Implicit in this argument is a long-held larger assumption: that movies give people “bad ideas” they wouldn’t have had on their own. Or, at the very least, that they provide a template for how to carry out those bad ideas.
Studies will reach their own conclusions, and at a moment of tragedy all causes should be investigated. Some of the reader mail that came in today is understandable, particularly for an older filmgoer who has seen a marked increase in on-screen violence over their lifetime.
But to me there’s always been something a little misplaced about the belief that movies give people bad ideas, and its logical extension that directors should thus refrain from showing particular kinds of scenes in their movies. Most thornily, it's because it only seems to come up with certain kinds of cinematic behavior. You don’t hear many people saying that directors shouldn’t include scenes of, say, an affair in their romantic drama because it could lead to new instances of infidelity. For one thing, many movies about infidelity show the negative consequences of the act (as do a number of gunplay films, incidentally). And anyone who wanted to have an affair probably already had the notion long before they ordered that DVD of “Unfaithful.”
(What’s interesting is that, despite the tragic associations between Yellow Dogs and “Persian Cats,” the Ghobadi movie is actually one of the few films out there that did have a real-world effect — a quantifiable one, no studies or hypotheses needed.
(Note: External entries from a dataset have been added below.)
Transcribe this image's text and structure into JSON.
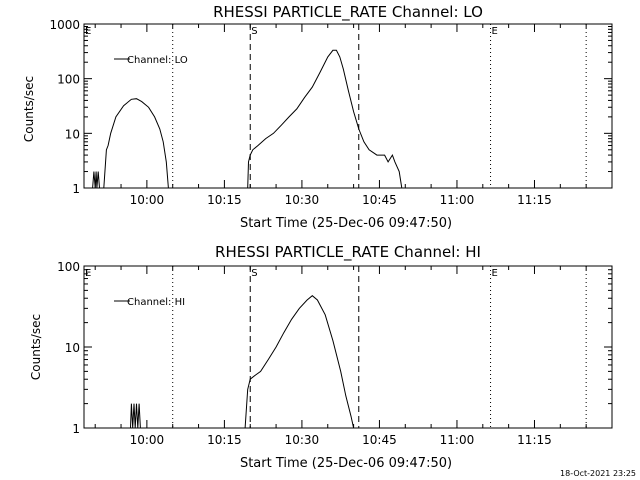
{
  "chart_data": [
    {
      "type": "line",
      "title": "RHESSI PARTICLE_RATE Channel: LO",
      "xlabel": "Start Time (25-Dec-06 09:47:50)",
      "ylabel": "Counts/sec",
      "yscale": "log",
      "ylim": [
        1,
        1000
      ],
      "xlim": [
        "09:47:50",
        "11:30:00"
      ],
      "x_ticks": [
        "10:00",
        "10:15",
        "10:30",
        "10:45",
        "11:00",
        "11:15"
      ],
      "y_ticks": [
        "1",
        "10",
        "100",
        "1000"
      ],
      "legend": "top-left",
      "series": [
        {
          "name": "Channel: LO",
          "points": [
            [
              "09:49:30",
              1
            ],
            [
              "09:49:45",
              2
            ],
            [
              "09:50:00",
              1
            ],
            [
              "09:50:10",
              2
            ],
            [
              "09:50:20",
              1
            ],
            [
              "09:50:35",
              2
            ],
            [
              "09:50:50",
              1
            ],
            [
              "09:51:40",
              1
            ],
            [
              "09:52:10",
              5
            ],
            [
              "09:52:30",
              6
            ],
            [
              "09:53:00",
              10
            ],
            [
              "09:54:00",
              20
            ],
            [
              "09:55:30",
              32
            ],
            [
              "09:57:00",
              42
            ],
            [
              "09:58:00",
              43
            ],
            [
              "09:59:00",
              38
            ],
            [
              "10:00:20",
              30
            ],
            [
              "10:01:30",
              20
            ],
            [
              "10:02:30",
              12
            ],
            [
              "10:03:10",
              7
            ],
            [
              "10:03:45",
              3
            ],
            [
              "10:04:10",
              1
            ],
            [
              "10:19:30",
              1
            ],
            [
              "10:19:40",
              3
            ],
            [
              "10:20:00",
              4
            ],
            [
              "10:20:30",
              5
            ],
            [
              "10:21:30",
              6
            ],
            [
              "10:23:00",
              8
            ],
            [
              "10:24:30",
              10
            ],
            [
              "10:26:00",
              14
            ],
            [
              "10:27:30",
              20
            ],
            [
              "10:29:00",
              28
            ],
            [
              "10:30:30",
              45
            ],
            [
              "10:32:00",
              70
            ],
            [
              "10:33:30",
              130
            ],
            [
              "10:35:00",
              250
            ],
            [
              "10:36:00",
              330
            ],
            [
              "10:36:40",
              330
            ],
            [
              "10:37:20",
              250
            ],
            [
              "10:38:00",
              150
            ],
            [
              "10:39:00",
              60
            ],
            [
              "10:40:00",
              25
            ],
            [
              "10:41:00",
              12
            ],
            [
              "10:42:00",
              7
            ],
            [
              "10:43:00",
              5
            ],
            [
              "10:44:30",
              4
            ],
            [
              "10:46:00",
              4
            ],
            [
              "10:46:40",
              3
            ],
            [
              "10:47:30",
              4
            ],
            [
              "10:48:00",
              3
            ],
            [
              "10:48:50",
              2
            ],
            [
              "10:49:20",
              1
            ]
          ]
        }
      ],
      "markers": [
        {
          "type": "dotted",
          "x": "10:05:00"
        },
        {
          "type": "dashed",
          "x": "10:20:00",
          "label": "S"
        },
        {
          "type": "dashed",
          "x": "10:41:00"
        },
        {
          "type": "dotted",
          "x": "11:06:30",
          "label": "E"
        },
        {
          "type": "dotted",
          "x": "11:25:00"
        }
      ],
      "corner_label": "E"
    },
    {
      "type": "line",
      "title": "RHESSI PARTICLE_RATE Channel: HI",
      "xlabel": "Start Time (25-Dec-06 09:47:50)",
      "ylabel": "Counts/sec",
      "yscale": "log",
      "ylim": [
        1,
        100
      ],
      "xlim": [
        "09:47:50",
        "11:30:00"
      ],
      "x_ticks": [
        "10:00",
        "10:15",
        "10:30",
        "10:45",
        "11:00",
        "11:15"
      ],
      "y_ticks": [
        "1",
        "10",
        "100"
      ],
      "legend": "top-left",
      "series": [
        {
          "name": "Channel: HI",
          "points": [
            [
              "09:56:50",
              1
            ],
            [
              "09:57:00",
              2
            ],
            [
              "09:57:15",
              1
            ],
            [
              "09:57:30",
              2
            ],
            [
              "09:57:45",
              1
            ],
            [
              "09:58:00",
              2
            ],
            [
              "09:58:15",
              1
            ],
            [
              "09:58:30",
              2
            ],
            [
              "09:58:45",
              1
            ],
            [
              "10:19:00",
              1
            ],
            [
              "10:19:30",
              3
            ],
            [
              "10:20:00",
              4
            ],
            [
              "10:21:00",
              4.5
            ],
            [
              "10:22:00",
              5
            ],
            [
              "10:23:30",
              7
            ],
            [
              "10:25:00",
              10
            ],
            [
              "10:26:30",
              15
            ],
            [
              "10:28:00",
              22
            ],
            [
              "10:29:30",
              30
            ],
            [
              "10:31:00",
              38
            ],
            [
              "10:32:00",
              43
            ],
            [
              "10:33:00",
              38
            ],
            [
              "10:34:30",
              25
            ],
            [
              "10:36:00",
              12
            ],
            [
              "10:37:30",
              5
            ],
            [
              "10:38:30",
              2.5
            ],
            [
              "10:39:30",
              1.4
            ],
            [
              "10:40:00",
              1
            ]
          ]
        }
      ],
      "markers": [
        {
          "type": "dotted",
          "x": "10:05:00"
        },
        {
          "type": "dashed",
          "x": "10:20:00",
          "label": "S"
        },
        {
          "type": "dashed",
          "x": "10:41:00"
        },
        {
          "type": "dotted",
          "x": "11:06:30",
          "label": "E"
        },
        {
          "type": "dotted",
          "x": "11:25:00"
        }
      ],
      "corner_label": "E"
    }
  ],
  "footer": {
    "timestamp": "18-Oct-2021 23:25"
  }
}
The publicity allowed the band members to flee to Istanbul and be welcomed at the U.S. Embassy, and then eventually to the U.S. itself.)
With a rash of high-profile shootings in the last year, the debate over movie violence's role isn't abating any time soon. Larger social factors are always more tempting to point to in a time of tragedy than the particulars of a given case, such as mental health or personal grievances. And there are many parties with added incentive to blame entertainment — not least of all the NRA, which has been banging the movie-violence drum as a distractive technique for a while now.
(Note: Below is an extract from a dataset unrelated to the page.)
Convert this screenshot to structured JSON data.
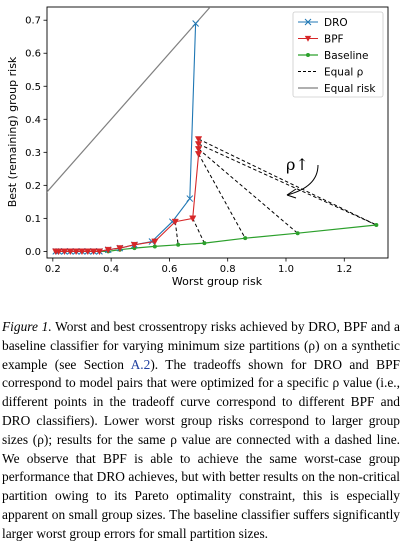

Psychologists will debate the interplay between movie violence and social behavior. Any right-thinking person — filmmaker and filmgoer — would do well to look at the nature of movie messages; Gus Van Sant said thoughtfully in our Tuesday story that whenever he includes an act of violence in one of his movies, he first weighs how it will land with a susceptible filmgoer.
But it seems, as it often does in these cases, that the idea that movies somehow instill bad ideas in us both overplays the importance of movies and underplays the importance of personal responsibility. Film can be an important social gauge — the barometer and mirror that auteurs like to talk about. Is it subtly brainwashing us or offering scripts for murderous behavior? That's a tougher row to hoe.
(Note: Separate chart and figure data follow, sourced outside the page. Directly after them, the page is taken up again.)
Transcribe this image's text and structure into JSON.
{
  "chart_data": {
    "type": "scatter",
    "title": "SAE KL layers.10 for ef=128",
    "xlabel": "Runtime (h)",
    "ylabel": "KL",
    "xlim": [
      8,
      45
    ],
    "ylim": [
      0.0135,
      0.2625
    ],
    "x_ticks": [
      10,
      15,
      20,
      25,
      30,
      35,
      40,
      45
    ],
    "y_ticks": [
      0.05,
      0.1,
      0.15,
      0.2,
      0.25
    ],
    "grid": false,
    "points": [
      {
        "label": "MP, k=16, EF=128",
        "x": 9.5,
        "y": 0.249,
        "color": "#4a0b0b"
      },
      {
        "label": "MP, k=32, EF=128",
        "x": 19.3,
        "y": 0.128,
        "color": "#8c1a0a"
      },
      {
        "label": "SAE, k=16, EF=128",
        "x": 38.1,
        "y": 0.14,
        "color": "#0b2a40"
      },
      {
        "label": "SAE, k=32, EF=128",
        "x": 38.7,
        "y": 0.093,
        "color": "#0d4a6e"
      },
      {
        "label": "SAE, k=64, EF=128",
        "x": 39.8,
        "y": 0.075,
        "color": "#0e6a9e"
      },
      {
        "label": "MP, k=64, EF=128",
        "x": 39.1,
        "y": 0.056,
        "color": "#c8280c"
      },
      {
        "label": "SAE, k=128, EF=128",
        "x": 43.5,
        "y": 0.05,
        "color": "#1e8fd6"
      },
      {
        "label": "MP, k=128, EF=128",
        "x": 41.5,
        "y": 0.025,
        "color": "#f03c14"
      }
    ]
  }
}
David Denby famously wrote before the release of Spike Lee's "Do The Right Thing" that "the movie is going to create an uproar" and that "if some audiences go wild, [Lee] is partly responsible." They didn't. And he wasn't. Rather than influencing or providing road maps, movies seem more often to be depicting behaviors that are already there. Those are terrible and beautiful things, but they’re things that existed long before a film trend began and, beautifully or tragically, will exist long after.